Jenny Craig, Inc.: Kirstie Alley campaignRayna Bailey
With 64 percent of American adults considered overweight or obese in 2004, weight loss was big business in the United States. An estimated 44 percent of women and 29 percent of men were trying to lose weight in 2004, and they were spending about $44 billion on diet programs. That amount was expected to increase steadily to nearly $48 billion by 2006. As the number of overweight people looking for a magic bullet for weight loss grew, so did fad programs promising to make the task of dieting easier. Diet crazes such as the Atkins low-carbohydrate diet plan began winning consumers away from traditional programs, such as Jenny Craig, that took a conservative approach to dieting. By 2004 the number of people signing on with Jenny Craig weight-management centers was stagnating.

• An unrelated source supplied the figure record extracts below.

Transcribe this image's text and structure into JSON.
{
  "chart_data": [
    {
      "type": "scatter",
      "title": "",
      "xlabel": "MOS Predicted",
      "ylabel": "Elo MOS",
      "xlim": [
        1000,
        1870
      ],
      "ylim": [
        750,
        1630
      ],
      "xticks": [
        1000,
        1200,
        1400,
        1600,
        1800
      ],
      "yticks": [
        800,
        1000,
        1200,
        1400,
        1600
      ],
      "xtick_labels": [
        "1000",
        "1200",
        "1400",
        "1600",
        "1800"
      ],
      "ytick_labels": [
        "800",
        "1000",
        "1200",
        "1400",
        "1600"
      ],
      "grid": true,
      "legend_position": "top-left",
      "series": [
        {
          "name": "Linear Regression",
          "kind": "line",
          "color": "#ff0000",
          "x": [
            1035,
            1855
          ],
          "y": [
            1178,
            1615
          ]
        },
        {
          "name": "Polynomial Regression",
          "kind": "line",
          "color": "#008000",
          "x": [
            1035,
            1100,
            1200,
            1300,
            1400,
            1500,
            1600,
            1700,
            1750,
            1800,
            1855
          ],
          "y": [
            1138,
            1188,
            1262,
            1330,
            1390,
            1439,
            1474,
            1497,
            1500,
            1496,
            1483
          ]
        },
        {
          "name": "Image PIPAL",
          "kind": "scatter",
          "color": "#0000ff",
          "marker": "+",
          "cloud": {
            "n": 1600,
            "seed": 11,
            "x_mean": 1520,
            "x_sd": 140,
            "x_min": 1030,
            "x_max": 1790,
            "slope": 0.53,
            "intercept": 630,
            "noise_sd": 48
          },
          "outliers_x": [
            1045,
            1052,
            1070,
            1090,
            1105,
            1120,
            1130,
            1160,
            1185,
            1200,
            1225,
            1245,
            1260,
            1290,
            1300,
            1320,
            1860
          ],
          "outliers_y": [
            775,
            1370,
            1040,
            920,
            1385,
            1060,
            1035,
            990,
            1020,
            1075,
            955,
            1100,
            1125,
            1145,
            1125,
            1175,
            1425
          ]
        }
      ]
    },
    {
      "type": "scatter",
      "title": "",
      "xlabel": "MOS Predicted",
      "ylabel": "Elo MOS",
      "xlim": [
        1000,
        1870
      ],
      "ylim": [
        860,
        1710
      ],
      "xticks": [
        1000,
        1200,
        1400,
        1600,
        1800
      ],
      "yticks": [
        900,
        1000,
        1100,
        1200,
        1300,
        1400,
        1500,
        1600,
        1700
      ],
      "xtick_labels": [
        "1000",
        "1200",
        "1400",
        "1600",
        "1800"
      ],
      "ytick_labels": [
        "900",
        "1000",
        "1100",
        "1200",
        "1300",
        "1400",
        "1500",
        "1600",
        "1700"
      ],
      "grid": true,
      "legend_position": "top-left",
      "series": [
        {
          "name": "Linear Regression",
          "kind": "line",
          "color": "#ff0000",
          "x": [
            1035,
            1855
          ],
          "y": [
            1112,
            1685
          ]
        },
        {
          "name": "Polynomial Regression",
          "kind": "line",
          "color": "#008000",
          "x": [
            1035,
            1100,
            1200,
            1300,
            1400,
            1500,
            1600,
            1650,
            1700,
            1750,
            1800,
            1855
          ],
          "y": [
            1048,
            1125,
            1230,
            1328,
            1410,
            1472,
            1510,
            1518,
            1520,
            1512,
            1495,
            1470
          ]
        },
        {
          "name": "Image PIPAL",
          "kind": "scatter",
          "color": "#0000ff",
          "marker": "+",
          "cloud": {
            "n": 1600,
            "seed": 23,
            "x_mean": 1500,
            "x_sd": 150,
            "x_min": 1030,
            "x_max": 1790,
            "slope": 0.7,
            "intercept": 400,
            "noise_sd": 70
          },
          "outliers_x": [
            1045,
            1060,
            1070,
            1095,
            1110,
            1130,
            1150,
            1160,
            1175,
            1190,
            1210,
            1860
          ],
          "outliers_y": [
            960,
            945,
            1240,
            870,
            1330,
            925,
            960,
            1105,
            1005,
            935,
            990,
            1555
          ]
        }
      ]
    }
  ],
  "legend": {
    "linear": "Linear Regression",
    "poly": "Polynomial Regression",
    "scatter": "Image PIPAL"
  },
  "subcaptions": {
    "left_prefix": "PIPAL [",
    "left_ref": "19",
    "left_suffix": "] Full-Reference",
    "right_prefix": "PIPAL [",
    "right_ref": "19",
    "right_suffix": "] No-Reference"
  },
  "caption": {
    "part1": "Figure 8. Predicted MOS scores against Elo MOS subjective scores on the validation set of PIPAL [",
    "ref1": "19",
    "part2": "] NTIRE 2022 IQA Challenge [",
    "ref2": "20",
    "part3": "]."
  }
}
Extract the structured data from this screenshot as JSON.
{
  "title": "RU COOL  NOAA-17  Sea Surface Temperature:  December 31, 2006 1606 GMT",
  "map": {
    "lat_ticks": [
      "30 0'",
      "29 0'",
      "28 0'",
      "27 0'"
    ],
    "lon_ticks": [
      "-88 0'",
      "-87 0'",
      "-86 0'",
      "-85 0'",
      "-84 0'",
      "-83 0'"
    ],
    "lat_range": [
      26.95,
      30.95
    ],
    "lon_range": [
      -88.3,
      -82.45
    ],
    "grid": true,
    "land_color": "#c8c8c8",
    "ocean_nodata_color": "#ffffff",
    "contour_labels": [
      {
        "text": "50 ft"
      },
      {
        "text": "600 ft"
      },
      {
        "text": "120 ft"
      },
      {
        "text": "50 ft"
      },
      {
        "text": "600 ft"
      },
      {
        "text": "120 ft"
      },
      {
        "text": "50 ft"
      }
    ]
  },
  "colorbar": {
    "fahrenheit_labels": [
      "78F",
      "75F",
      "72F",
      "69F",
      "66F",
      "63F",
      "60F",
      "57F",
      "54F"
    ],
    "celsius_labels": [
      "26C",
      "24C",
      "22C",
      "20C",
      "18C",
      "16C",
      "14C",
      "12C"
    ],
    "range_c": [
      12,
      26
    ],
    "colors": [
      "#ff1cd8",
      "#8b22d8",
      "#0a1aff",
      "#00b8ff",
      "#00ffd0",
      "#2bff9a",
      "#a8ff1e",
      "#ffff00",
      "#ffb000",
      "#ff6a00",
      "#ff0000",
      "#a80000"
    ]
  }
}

To win back customers, in 2004 Jenny Craig made two changes: it added to its roster a new diet program that offered clients more flexibility than its original plans, and it signed on J. Walter Thompson New York as its advertising agency, replacing its former agency, Johnson/Ukropina of Irvine, California. The first task for J. Walter Thompson was to create an advertising campaign supporting Jenny Craig's new diet program, Jenny YourStyle. Although the campaign began in September 2004, it was replaced just months later, in January 2005, with a new set of advertisements that featured actress/comedian Kirstie Alley as its celebrity spokeswoman. No budget for the new campaign was available, but according to a report in the New York Times, the preceding campaign, "Jenny YourStyle," cost $30 million.